El Canodromo

Me han llamado drogadicto, han apostado que era homosexual. Pero nunca he oido decir que sea un genio.

Thursday, January 06, 2011

Malditos premios




Por Pedro de Miguel, publicado en Letras Enredadas (Ediciones Palabra, 2010)

Ya desde el colegio, el niño aprende a desconfiar de los galardones que acostumbran a repartirse por el ancho mundo. Observa, por ejemplo, que el premio al buen comportamiento recae sobre ese egoísta empollón odiado por todos los compañeros, o que las mejores notas tienen algo que ver con el pelotilleo asqueroso de algunos y algunas.
Más tarde, al crecer, comprueba que un selecto grupo de humanos acapara todas las distinciones disponibles, y comienza a sospechar que también existe una especie de mafia mafiosa en esto de los premios.

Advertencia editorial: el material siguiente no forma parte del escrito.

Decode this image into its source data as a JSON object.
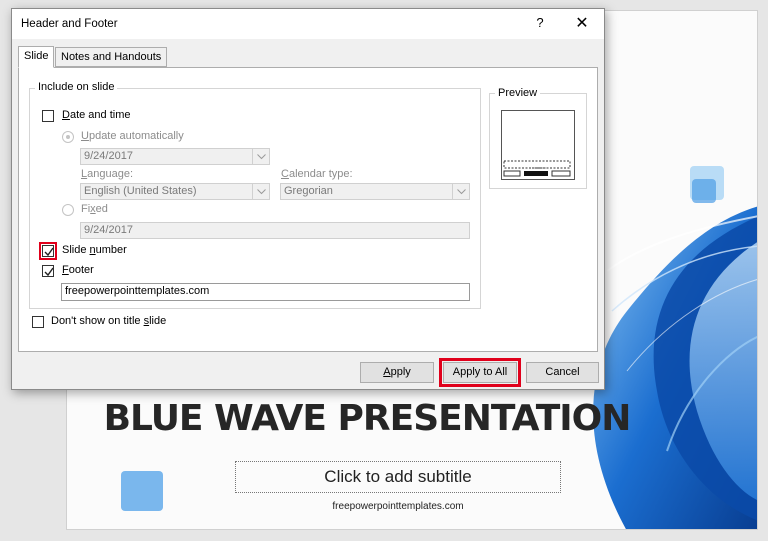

Se toma la molestia de examinar los nombres de los componentes de los miles de jurados y ya se convence del todo: jurados y premiados coinciden, alternándose los papeles, en un do ut des perfecto y elegante.
En los últimos meses, sin embargo, se ha producido una preocupante quiebra en el sistema. Tras el Planeta concedido a Cela -que "todo lo envilece", según el duro juicio de Sánchez Ferlosio-, han comenzado a crecer los disidentes. En vísperas del fallo del Cervantes, García Márquez anunció que no aceptaría el premio si se lo concedían a él. Los de Els Joglars fueron más allá: rechazaron el Nacional de Teatro. Hasta la ínclita Navratilova tuvo la desfachatez de no acercarse a recoger su Príncipe de Asturias, en un desplante casi olímpico.
Los premios -ojalá- no están de moda. Puede ser el principio del fin de toda una casta de terráqueos que adornan sus currículos con ellos, que valoran la geografía de su país por la dotación que cada Ayuntamiento reserva para su concursito.
A partir de ahora asistiremos al patético espectáculo de unos Jurados persiguiendo a sus posibles galardonados, que ponen pies en polvorosa ante la desgracia que se les avecina.
Una vez más muere algo romántico: el afán del ser humano por destacar de la mediocridad mediante un reconocimiento público (y monetario). No hace falta lamentarse: esas ínfulas vanidosas son, definitivamente, una auténtica horterada.